Examinando cada etapa individualmente, el público objetivo necesita diversos contenidos dependiendo de dónde se encuentren, sabiendo que debe existir contenido relevante en cada etapa del embudo.

Exploremos los tipos de contenido más efectivos para cada etapa del embudo.

Contenido superior del embudo

La parte superior del embudo es donde los clientes están recopilando información, por tanto, es probable que un posible cliente se esté familiarizando con tu negocio y con lo que tienes para ofrecer.

Aquí, quieres construir una experiencia positiva para incentivar al potencial cliente a continuar buscando información.

Un estudio realizado por Semrush encontró que los siguientes tipos de contenido TOFU funcionan mejor cuando atraen tráfico:

  • Guías de instrucciones (72 %).
  • Landings (35 %).
  • Infografías (28 %).
  • Cheklists (27 %).
  • eBook / White paper (26 %).
  • Vídeo tutoriales (23 %).

Como puedes ver, la mayoría de estos tipos de contenido son materiales educativos diseñados para proporcionar más información en la fase de concienciación. El objetivo principal del contenido en esta etapa es ofrecer ayuda, y no debería estar demasiado orientado a las ventas.

Contenido medio del embudo

Una vez que tus potenciales clientes ideales llegan a la mitad del embudo, ya no buscan contenido introductorio a nivel superficial. En su lugar, debemos mostrar contenido descriptivo de los productos/servicios de forma aplicada … historias de clientes, reseñas, vídeos de instrucciones, etc.

Mirando los resultados del mismo estudio de Semrush, los siguientes tipos de contenido MOFU funcionan mejor cuando atraen tráfico.

  • Guías de instrucciones (44%).
  • Descripción general del producto (40 %).
  • Estudios de casos aplicados (34 %).
  • Landings (31 %).
  • Webinars (31 %).
  • Casos de éxito (30 %)

Una estrategia de contenido efectiva implica personalizar el contenido en cada fase, por lo que no deberíamos utilizar contenido ya usado en la fase TOFU.

Contenido inferior del embudo

Una vez que un cliente potencial ha llegado al final del embudo, está buscando contenido que le ayude a activar su decisión de compra.

Quieren saber cómo tu producto o servicio tendrá un retorno de la inversión que valga la pena y por qué es la mejor opción frente a competidores.

El contenido que se presenta durante la fase de consideración puede marcar la diferencia entre una conversión y una venta perdida.

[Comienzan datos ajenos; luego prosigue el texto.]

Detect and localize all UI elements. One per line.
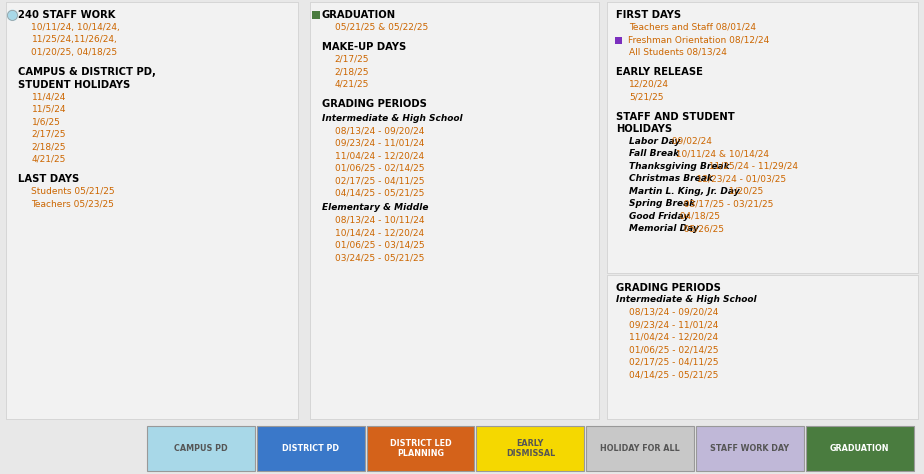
Text: 09/23/24 - 11/01/24: 09/23/24 - 11/01/24 [629,320,719,329]
Text: Good Friday: Good Friday [629,212,689,221]
Text: GRADUATION: GRADUATION [322,10,395,20]
FancyBboxPatch shape [311,11,320,19]
Text: Labor Day: Labor Day [629,137,680,146]
Text: 04/14/25 - 05/21/25: 04/14/25 - 05/21/25 [334,189,424,198]
Bar [147,426,255,471]
Text: 10/11/24 & 10/14/24: 10/11/24 & 10/14/24 [670,149,769,158]
Text: 4/21/25: 4/21/25 [334,80,369,89]
Text: 5/21/25: 5/21/25 [629,92,663,101]
Text: Freshman Orientation 08/12/24: Freshman Orientation 08/12/24 [628,36,770,45]
Text: DISTRICT PD: DISTRICT PD [282,444,339,453]
Text: DISTRICT LED
PLANNING: DISTRICT LED PLANNING [390,439,451,458]
Bar [587,426,694,471]
Text: EARLY RELEASE: EARLY RELEASE [616,67,703,77]
Text: CAMPUS PD: CAMPUS PD [174,444,227,453]
Text: 10/14/24 - 12/20/24: 10/14/24 - 12/20/24 [334,228,424,237]
Bar [257,426,365,471]
Text: 240 STAFF WORK: 240 STAFF WORK [18,10,116,20]
Text: 1/6/25: 1/6/25 [31,118,60,127]
Text: 04/14/25 - 05/21/25: 04/14/25 - 05/21/25 [629,370,719,379]
Bar [477,426,584,471]
Text: 08/13/24 - 09/20/24: 08/13/24 - 09/20/24 [629,308,719,317]
Text: Intermediate & High School: Intermediate & High School [616,295,757,304]
Text: 2/18/25: 2/18/25 [31,142,66,151]
Bar [367,426,474,471]
Text: GRADING PERIODS: GRADING PERIODS [322,100,426,109]
Text: 12/23/24 - 01/03/25: 12/23/24 - 01/03/25 [690,174,785,183]
Text: FIRST DAYS: FIRST DAYS [616,10,681,20]
Text: EARLY
DISMISSAL: EARLY DISMISSAL [505,439,555,458]
Text: 09/23/24 - 11/01/24: 09/23/24 - 11/01/24 [334,139,424,148]
Text: 11/25/24,11/26/24,: 11/25/24,11/26/24, [31,36,117,45]
Bar [6,2,298,419]
Text: 04/18/25: 04/18/25 [675,212,720,221]
Text: STAFF AND STUDENT: STAFF AND STUDENT [616,112,735,122]
Text: 05/26/25: 05/26/25 [678,224,724,233]
Text: 01/06/25 - 02/14/25: 01/06/25 - 02/14/25 [629,346,719,355]
Text: 4/21/25: 4/21/25 [31,155,66,164]
Bar [310,2,599,419]
Text: HOLIDAYS: HOLIDAYS [616,124,672,134]
Text: All Students 08/13/24: All Students 08/13/24 [629,48,727,57]
Text: Fall Break: Fall Break [629,149,679,158]
Text: GRADUATION: GRADUATION [830,444,890,453]
Text: Teachers 05/23/25: Teachers 05/23/25 [31,200,115,209]
Text: 2/18/25: 2/18/25 [334,67,369,76]
Text: 01/06/25 - 03/14/25: 01/06/25 - 03/14/25 [334,241,424,250]
Text: CAMPUS & DISTRICT PD,: CAMPUS & DISTRICT PD, [18,67,156,77]
Text: 01/20/25, 04/18/25: 01/20/25, 04/18/25 [31,48,117,57]
FancyBboxPatch shape [615,37,622,45]
Text: 09/02/24: 09/02/24 [666,137,711,146]
Text: 05/21/25 & 05/22/25: 05/21/25 & 05/22/25 [334,23,428,32]
Text: Thanksgiving Break: Thanksgiving Break [629,162,730,171]
Text: 10/11/24, 10/14/24,: 10/11/24, 10/14/24, [31,23,120,32]
Text: 11/04/24 - 12/20/24: 11/04/24 - 12/20/24 [334,151,424,160]
Text: 1/20/25: 1/20/25 [723,187,763,196]
Text: Students 05/21/25: Students 05/21/25 [31,187,116,196]
Text: 03/17/25 - 03/21/25: 03/17/25 - 03/21/25 [678,200,773,209]
Text: 08/13/24 - 10/11/24: 08/13/24 - 10/11/24 [334,216,424,225]
Text: Elementary & Middle: Elementary & Middle [322,203,428,212]
Text: 01/06/25 - 02/14/25: 01/06/25 - 02/14/25 [334,164,424,173]
Text: LAST DAYS: LAST DAYS [18,174,79,184]
Text: 03/24/25 - 05/21/25: 03/24/25 - 05/21/25 [334,254,424,263]
Bar [0,423,924,474]
Text: Memorial Day: Memorial Day [629,224,699,233]
Text: STAFF WORK DAY: STAFF WORK DAY [711,444,790,453]
Text: Teachers and Staff 08/01/24: Teachers and Staff 08/01/24 [629,23,756,32]
Text: STUDENT HOLIDAYS: STUDENT HOLIDAYS [18,80,130,90]
Bar [806,426,914,471]
Text: 12/20/24: 12/20/24 [629,80,669,89]
Circle shape [7,10,18,20]
Text: 11/25/24 - 11/29/24: 11/25/24 - 11/29/24 [703,162,797,171]
Text: 02/17/25 - 04/11/25: 02/17/25 - 04/11/25 [629,358,719,367]
Text: Intermediate & High School: Intermediate & High School [322,114,462,123]
Text: 11/5/24: 11/5/24 [31,105,66,114]
Text: 11/4/24: 11/4/24 [31,92,66,101]
Text: Martin L. King, Jr. Day: Martin L. King, Jr. Day [629,187,740,196]
Bar [607,2,918,273]
Text: MAKE-UP DAYS: MAKE-UP DAYS [322,42,406,52]
Text: 2/17/25: 2/17/25 [334,55,369,64]
Text: Spring Break: Spring Break [629,200,696,209]
Text: 02/17/25 - 04/11/25: 02/17/25 - 04/11/25 [334,176,424,185]
Text: HOLIDAY FOR ALL: HOLIDAY FOR ALL [601,444,680,453]
Bar [696,426,804,471]
Text: GRADING PERIODS: GRADING PERIODS [616,283,721,293]
Text: Christmas Break: Christmas Break [629,174,713,183]
Text: 11/04/24 - 12/20/24: 11/04/24 - 12/20/24 [629,333,718,342]
Bar [607,275,918,419]
Text: 2/17/25: 2/17/25 [31,130,66,139]
Text: 08/13/24 - 09/20/24: 08/13/24 - 09/20/24 [334,127,424,136]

Los tipos de contenido de mayor rendimiento en la etapa BOFU incluyen:

  • Descripción general del producto.
  • Opiniones de clientes.
  • Historias de éxito. (Considera compartir historias de éxito de clientes actuales similares al  cliente potencial).
  • Campañas de correo electrónico con testimonios positivos de clientes y materiales de productos.
  • Ofertas especiales, pruebas gratuitas o demostraciones.

Una vez que tengas una visión completa del contenido que ya existe para cada etapa, es hora de identificar dónde tienes lagunas y crear un calendario editorial para priorizar lo que necesitas abordar primero y cuándo.